We have spent a good amount of time, on and off, studying 1 John. We have observed in this letter that John’s readers were being threatened by false teaching that presented a superficial view of Jesus Christ. John writes to combat this false teaching. He concludes his letter with a passionate exhortation: “Little children, keep yourself from idols” (5:21).
John was not concerned that his readers would bow to images of Jupiter or Diana. He was concerned that they would embrace the superficial view of Christ promoted by the Gnostics. His exhortation was pointed: Whenever we embrace an unbiblical view of God, we embrace idolatry.
It has been noted that the difference between the first and the second of the Ten Commandments is that the first instructs us to worship God alone while the second instructs us how to worship God alone. Another way of stating this is that the first command instructs us to keep God first while the second instructs us to keep him separate. We must not treat God the way idolaters treat their gods. We must not treat him the way we treat our gods.
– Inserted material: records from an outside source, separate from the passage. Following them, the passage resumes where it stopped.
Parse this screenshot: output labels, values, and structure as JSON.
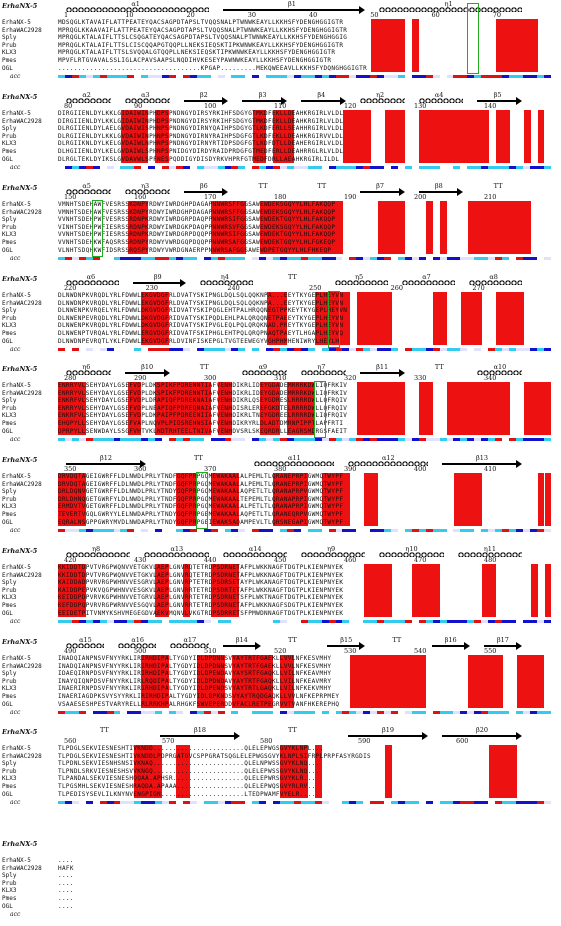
{
  "reference_label": "ErhaNX-5",
  "sequence_names": [
    "ErhaNX-5",
    "ErhaWAC2928",
    "Sply",
    "Prub",
    "KLX3",
    "Pmes",
    "OGL"
  ],
  "acc_label": "acc",
  "colors": {
    "identical_bg": "#e11111",
    "similar_text": "#d00000",
    "box": "#6e6ec8",
    "highlight": "#22aa22",
    "acc_high": "#1111cc",
    "acc_mid": "#33ccee",
    "acc_low": "#e0e0ff",
    "acc_buried": "#ffffff"
  },
  "blocks": [
    {
      "numbers": [
        "1",
        "10",
        "20",
        "30",
        "40",
        "50",
        "60",
        "70"
      ],
      "ss": [
        {
          "t": "helix",
          "label": "α1"
        },
        {
          "t": "arrow",
          "label": "β1"
        },
        {
          "t": "helix",
          "label": "η1"
        }
      ],
      "seqs": [
        "MDSQGLKTAVAIFLATTPEATEYQACSAGPDTAPSLTVQQSNALPTWNWKEAYLLKKHSFYDENGHGGIGTR",
        "MPRQGLKKAAVAIFLATTPEATEYQACSAGPDTAPSLTVQQSNALPTWNWKEAYLLKKHSFYDENGHGGIGTR",
        "MPRQGLKTALAIFLTTSLCSQGATEYQACSAGPDTAPSLTVQQSNALPTWNWKEAYLLKKHSFYDENGHGGIG",
        "MPRQGLKTALAIFLTTSLCISCQQAPGTQQPLLNEKSIEQSKTIPKWNWKEAYLLKKHSFYDENGHGGIGTR",
        "MPRQGLKTALAIFLTTSLSVQQALGTQQPLLNEKSIEQSKTIPKWNWKEAYLLKKHSFYDENGHGGIGTR",
        "MPVFLRTGVAVALSSLIGLACPAVSAAPSLNQDIHVKESEYPAWNWKEAYLLKKHSFYDENGHGGIGTR",
        "....................................KPGAP.........MEKQWEEAVLLKKHSFYDQNGHGGIGTR"
      ]
    },
    {
      "numbers": [
        "80",
        "90",
        "100",
        "110",
        "120",
        "130",
        "140"
      ],
      "ss": [
        {
          "t": "helix",
          "label": "α2"
        },
        {
          "t": "helix",
          "label": "α3"
        },
        {
          "t": "arrow",
          "label": "β2"
        },
        {
          "t": "arrow",
          "label": "β3"
        },
        {
          "t": "arrow",
          "label": "β4"
        },
        {
          "t": "helix",
          "label": "η2"
        },
        {
          "t": "helix",
          "label": "α4"
        },
        {
          "t": "arrow",
          "label": "β5"
        }
      ],
      "seqs": [
        "DIRGIIENLDYLKKLGIDAIWINPHDPSPNDNGYDIRSYRKIHFSDGYGTMKDFEKLLDEAHKRGIRLVLDL",
        "DIRGIIENLDYLKKLGIDAIWINPHDPSPNDNGYDIRSYRKIHFSDGYGTMKDFEKLLDEAHKRGIRLVLDL",
        "DLRGIIENLDYLAELGVDAIWISPHNPSPNDNGYDIRNYQAIHPSDGYGTLKDFERLLSEAHHRGIRLVLDL",
        "DLRGIIENLDYLKKLGVDAIWINPHNPSPNDNGYDIRNYRAIHPSDGFGTLKDFEKLLDEAHKRGIRVVLDL",
        "DLRGIIKNLDYLKELGVDAIWLNPHNPSPNDNGYDIRNYRTIDPSDGFGTLKDFDTLLDEAHERGIRLVLDL",
        "DLHGIIENLDYLKELGVDAIWLSPHNPSPNIDGYDIRDYRAIDPRDGFGTMEDFERLLDEAHRRGLRLVLDL",
        "DLRGLTEKLDYIKSLGVDAVWLSPFNESPQDDIGYDISDYRKVHPRFGTMEDFDRLLAEAHKRGIRLILDL"
      ]
    },
    {
      "numbers": [
        "150",
        "160",
        "170",
        "180",
        "190",
        "200",
        "210"
      ],
      "ss": [
        {
          "t": "helix",
          "label": "α5"
        },
        {
          "t": "helix",
          "label": "η3"
        },
        {
          "t": "arrow",
          "label": "β6"
        },
        {
          "t": "tt",
          "label": "TT"
        },
        {
          "t": "tt",
          "label": "TT"
        },
        {
          "t": "arrow",
          "label": "β7"
        },
        {
          "t": "arrow",
          "label": "β8"
        },
        {
          "t": "tt",
          "label": "TT"
        }
      ],
      "seqs": [
        "VMNHTSDEHAWFVESRSSKDNPYRDWYIWRDGHPDAGAPNNWRSFFGGSAWEWDEKSGQYYLHLFAKQQP",
        "VMNHTSDEHAWFVESRSSKDNPYRDWYIWRDGHPDAGAPNNWRSFFGGSAWEWDEKSGQYYLHLFAKQQP",
        "VVNHTSDEHPWFVESRSSRDNPKRDWYIWRDGRPDAQPPNNWRSIFGGSAWEWDEKTGQYYLHLFAKQQP",
        "VINHTSDEHPWFIESRSSRDNPKRDWYIWRDGKPDAQPPNNWRSVFGGSAWEWDEKSGQYYLHLFAKQQP",
        "VVNHTSDEHPWFIESRSSRDNPKRDWYIWRDGRPDQQPPNNWRSIFGGSAWEWDEKTGQYYLHLFAKQQP",
        "VVNHTSDEHKWFAQSRSSRDNPYRDWYVWRDGQPDQQPPNNWRSAFGGSAWEWDEKTGQYYLHLFGKEQP",
        "VLNHTSDQHKWFIDSRSSRQSPYRDWYVWRDGNAERPPNNWRSAFGGSAWEWDPETGQYYLHLFHKEQP"
      ]
    },
    {
      "numbers": [
        "220",
        "230",
        "240",
        "250",
        "260",
        "270"
      ],
      "ss": [
        {
          "t": "helix",
          "label": "α6"
        },
        {
          "t": "arrow",
          "label": "β9"
        },
        {
          "t": "helix",
          "label": "η4"
        },
        {
          "t": "tt",
          "label": "TT"
        },
        {
          "t": "helix",
          "label": "η5"
        },
        {
          "t": "helix",
          "label": "α7"
        },
        {
          "t": "helix",
          "label": "α8"
        }
      ],
      "seqs": [
        "DLNWDNPKVRQDLYRLFDWWLEKGVDGFRLDVATYSKIPNGLDQLSQLQQKNPA...EEYTKYGEPLHEYVN",
        "DLNWDNPKVRQDLYRLFDWWLEKGVDGFRLDVATYSKIPNGLDQLSQLQQKNPA...EEYTKYGEPLHEYVN",
        "DLNWENPKVRQELYRLFDWWLDKGVDGFRIDVATYSKIPQGLEHTPALHRQQNEGTPPKEYTKYGEPLHEYVN",
        "DLNWENPEVRQDLYRLFDWWLDKGVDGFRIDVATYSKIPQDLEHLPALQRQQNETPAEEYTKYGEPLHEYVN",
        "DLNWENPKVRQDLYRLFDWWLDKGVDGFRIDVATYSKIPVGLEQLPQLQRQKNAD.PREYTKYGEPLHEYVN",
        "DLNWENPTVRQALYRLFDWWLERGVDGFRIDVATFSKIPHGLEHTPQLQRQPNAQTPAEYTLHGAPLHEYVQ",
        "DLNWDNPEVRQTLYKLFDWWLEKGVDGFRLDVINFISKEPGLTVGTEEWEGYVGHPHMHENIWRYLHEYLH"
      ]
    },
    {
      "numbers": [
        "280",
        "290",
        "300",
        "310",
        "320",
        "330",
        "340"
      ],
      "ss": [
        {
          "t": "helix",
          "label": "η6"
        },
        {
          "t": "arrow",
          "label": "β10"
        },
        {
          "t": "tt",
          "label": "TT"
        },
        {
          "t": "helix",
          "label": "α9"
        },
        {
          "t": "helix",
          "label": "η7"
        },
        {
          "t": "arrow",
          "label": "β11"
        },
        {
          "t": "tt",
          "label": "TT"
        },
        {
          "t": "helix",
          "label": "α10"
        }
      ],
      "seqs": [
        "ENRRYVLSEHYDAYLGSEFVDPLDKSPIKFPDRENNTIAFVENHDIKRLIDEYGDADEMRRRKDWLIQFRKIV",
        "ENRRYVLSEHYDAYLGSEFVDPLDKSPIKFPDRENNTIAFVENHDIKRLIDEYGDADEMRRRKDWLIQFRKIV",
        "ENKRFVLSEHYDAYLGSEFVDPLDRAPIQFPDREKNAIAFVENHDIKRLQSEYGDRESLRRRRDWLLQFRQIV",
        "ENRRYVLSEHYDAYLGSEFVDPLNEAPIQFPDREQNAIAFVENHDISRLEREFGKDTELRRRRDWLLQFRQIV",
        "ENKRFVLSEHYDAYLGSEFVDPLDKPAIPFPDREENIIAFVENHDIKRLTNEYGDREELRRRRDWLIQFRQIV",
        "EHQPYLLSEHYDAYLGSEFVAPLNQVPLPIDSREHNSIAFVENHDIKRYRLDLADTDMRNPIPPTLAPFRTI",
        "DPRPYLLSENWDAYLSSGFVHTVKLNDTRHTEELTNIVAFVENHDVSRLSKEQRDRLLEAGRSMDRGSFAEIT"
      ]
    },
    {
      "numbers": [
        "350",
        "360",
        "370",
        "380",
        "390",
        "400",
        "410"
      ],
      "ss": [
        {
          "t": "arrow",
          "label": "β12"
        },
        {
          "t": "tt",
          "label": "TT"
        },
        {
          "t": "helix",
          "label": "α11"
        },
        {
          "t": "helix",
          "label": "α12"
        },
        {
          "t": "arrow",
          "label": "β13"
        }
      ],
      "seqs": [
        "DRVDQTAGEIGWRFFLDLNWDLPRLYTNDFGQFPRPGQMEWAKAALALPEMLTLQRANEPRPIGWMQTWYPF",
        "DRVDQTAGEIGWRFFLDLNWDLPRLYTNDFGQFPRPGQMEWAKAALALPEMLTLQRANEPRPIGWMQTWYPF",
        "DRLDQNVGETGWRFFLDLNWDLPRLYTNDYGQFPRPGQMEWAKAALAQPETLTLQRANAPRPVGWMQTWYPF",
        "DRLDHNQGETGWRFYLDLNWDLPRLYTNDFGQFPRPGQMEWAKAALTEPEMLTLQRANAPRPIGWMQTWYPF",
        "ERMDVTVGETGWRFFLDLNWDLPRLYTNDFGQFPRPGQMEWAKAALALPETLTLQRANAPRPIGWMQTWYPF",
        "TEVERTVGQLGWRYYLELNWDAPRLYTNDYGQFPRPGEMEWAKAALAQPETLTLQRANEQRPVGWMQTWYPF",
        "EQRALNSGPPGWRYMVDLNWDAPRLYTNDYGQFPRPGEIEWAKSAQAMPEVLTLQRSNEGAPIGWMQTWYPF"
      ]
    },
    {
      "numbers": [
        "420",
        "430",
        "440",
        "450",
        "460",
        "470",
        "480"
      ],
      "ss": [
        {
          "t": "helix",
          "label": "η8"
        },
        {
          "t": "helix",
          "label": "α13"
        },
        {
          "t": "helix",
          "label": "α14"
        },
        {
          "t": "helix",
          "label": "η9"
        },
        {
          "t": "helix",
          "label": "η10"
        },
        {
          "t": "helix",
          "label": "η11"
        }
      ],
      "seqs": [
        "KKIDDTDPVTVRGPWQNVVETGKVLAEPLGNVRQTETRDPSDRNETAFPLWKKNAGFTDGTPLKIENPNYEK",
        "KKIDDTDPVTVRGPWQNVVETGKVLAEPLGNVRQTETRDPSDRNETAFPLWKKNAGFTDGTPLKIENPNYEK",
        "KAIDDADPVRVRGPWHNVVESGRVLAEPLGNVRPTETRDPSDRSETAYPLWKANAGFTDGTPLKIENPNYEK",
        "KAIDDPEPVKVQGPWHNVVESGKVLAEPLGNVRRTETRDPSDRTETAFPLWKKNAGFTDGTPLKIENPNYEK",
        "KEIDDPDPVRVKGPWHNVVETGRVLAEPLGNVRRTETRDPSDRNETSFPLWKTNAGFTDGTPLKIENPNYEK",
        "KEFDDPQPVRVRGPWRNVVESGQVLAEPLGNVRRTETRDPSDRNETAFPLWKKNAGFSDGTPLKIENPNYEK",
        "EEIDETPITVNMYKSHVMEGEGDVAEKVMQNVLVKGTRDPSDRRETSFPMWDNNAGFTDGTPLKIENPNYEK"
      ]
    },
    {
      "numbers": [
        "490",
        "500",
        "510",
        "520",
        "530",
        "540",
        "550"
      ],
      "ss": [
        {
          "t": "helix",
          "label": "α15"
        },
        {
          "t": "helix",
          "label": "α16"
        },
        {
          "t": "helix",
          "label": "α17"
        },
        {
          "t": "arrow",
          "label": "β14"
        },
        {
          "t": "tt",
          "label": "TT"
        },
        {
          "t": "arrow",
          "label": "β15"
        },
        {
          "t": "tt",
          "label": "TT"
        },
        {
          "t": "arrow",
          "label": "β16"
        },
        {
          "t": "arrow",
          "label": "β17"
        }
      ],
      "seqs": [
        "INADQIANPNSVFNYYRKLIRIRHDIPALTYGDYIDLDPDNNSVYAYTRTFGAEKLLVVLNFKESVMHY",
        "INADQIANPNSVFNYYRKLIRIRHDIPALTYGDYIDLDPDNNSVYAYTRTFGAEKLLVVLNFKESVMHY",
        "IDAEQIRNPDSVFNYYRKLIRIRHDIPALTYGDYIDLDPENDAVYAYSRTFGAQKLLVILNFKEAVMHY",
        "INAYQIQNPDSVFNYYRKLIRLRQDIPALTYGDYIDLDPDNDAVYAYTRTFGAQKLLVILNFKEAVMRY",
        "INAERIRNPDSVFNYYRKLIRIRHDIPALTYGDYIDLDPENDSVYAYTRTLGAQKLLVILNFKEKVMHY",
        "INAERIAGDPKSVYSYYRKLIRIRHDIPALTYGDYIDLDPKNDSVYAYTRQDGAQKLLVVLNFKEPRPMEY",
        "VSAAESESHPESTVARYRELLRLRRKHPALRHGKFSWVEPERDDVFACLRETPEGRVVTVANFHKEREPHQ"
      ]
    },
    {
      "numbers": [
        "560",
        "570",
        "580",
        "590",
        "600"
      ],
      "ss": [
        {
          "t": "tt",
          "label": "TT"
        },
        {
          "t": "arrow",
          "label": "β18"
        },
        {
          "t": "tt",
          "label": "TT"
        },
        {
          "t": "arrow",
          "label": "β19"
        },
        {
          "t": "arrow",
          "label": "β20"
        }
      ],
      "seqs": [
        "TLPDGLSEKVIESNESHTIVKNDD.......................QLELEPWGSGVYKLNPL...",
        "TLPDGLSEKVIESNESHTIVKNDDLPDPRGATGVCSPPGRATSQGLELEPWGSGVYKLNPLSIFRPLPRPFASYRGDIS",
        "TLPDNLSEKVIESNHSNSIVKNAQ.......................QLELNPWSSGVYKLNQ...",
        "TLPNDLSRKVIESNESHSVVKNGQ.......................QLELEPWSSGVYKLNQ...",
        "TLPANDALSEKVIESNESHQQAA.APHSR..................QLELEPWRSGVYKLR...",
        "TLPGSMHLSEKVIESNESHRAQDA.APAAA.................QLELEPWQSGVYRLRV..",
        "TLPEDISYSEVLILKNYNVENGPIGN.....................LTEDPWAMFVYELR....."
      ]
    },
    {
      "numbers": [],
      "ss": [],
      "seqs": [
        "....",
        "HAFK",
        "....",
        "....",
        "....",
        "....",
        "...."
      ]
    }
  ]
}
We do well to recognise that we are all tempted to idolatry. Calvin wrote that the human heart is a perpetual forge of idols. He did not mean that we are unendingly tempted to produce statues of Zeus, Ra, or Ganesh. He meant that we are prone to treat God as nothing special. We are prone to relegate him in our affections to the same place as—or even lower than—our other affections.
Paul Tillich has defined faith as “the state of being ultimately concerned.” We worship, in other words, that which ultimately concerns us. Your god is whatever is of ultimate concern to you. Since we all have something of ultimate concern, we are all worshippers. The question is, what holds that place of ultimate concern in your life?
It comes down to a question of value. We far too often fail to grasp God’s inestimable worth. Our sinful hearts place inordinate value on things like money, success, family, and education, and the unbelieving culture elevates the worth of these things. The result is that we underestimate God’s worth in our lives and therefore fail to accord him the place of ultimate concern that belongs to him alone.
When our worship of and devotion to the Lord wanes, the solution is not to try harder. The solution is to see clearer—to gain a clearer vision of who God is. This will enable us to put all other things in their proper place so that he receives our primary devotion. The simple hymn states it beautifully:
Turn your eyes upon Jesus,
look full in his wonderful face,
and the things of earth will grow strangely dim
in the light of his glory and grace.
How do we do this? How can you turn our eyes upon Jesus today and thereby gain a clearer vision of God’s worth? Here are three brief suggestions.
First, immerse yourself in the Gospels. Spend some time reading about the life and ministry of Jesus. Discover, from the mouth of the Spirit himself, Christ’s kindness, power, grace, and beauty.
Second, engage with those who have a clear vision of Christ. We saw in Numbers 11 on Sunday that our choice of companions will affect our response to God. Sharpen your own vision by fellowshipping with those who understand the worth of Christ.
Third, pray for a clearer vision of Christ. Ask God to enable you to see Christ in his beauty so that you will worship him as you should. Pray that the things of this earth will lose their lustre as you gaze intently upon the glory of the resurrected Christ.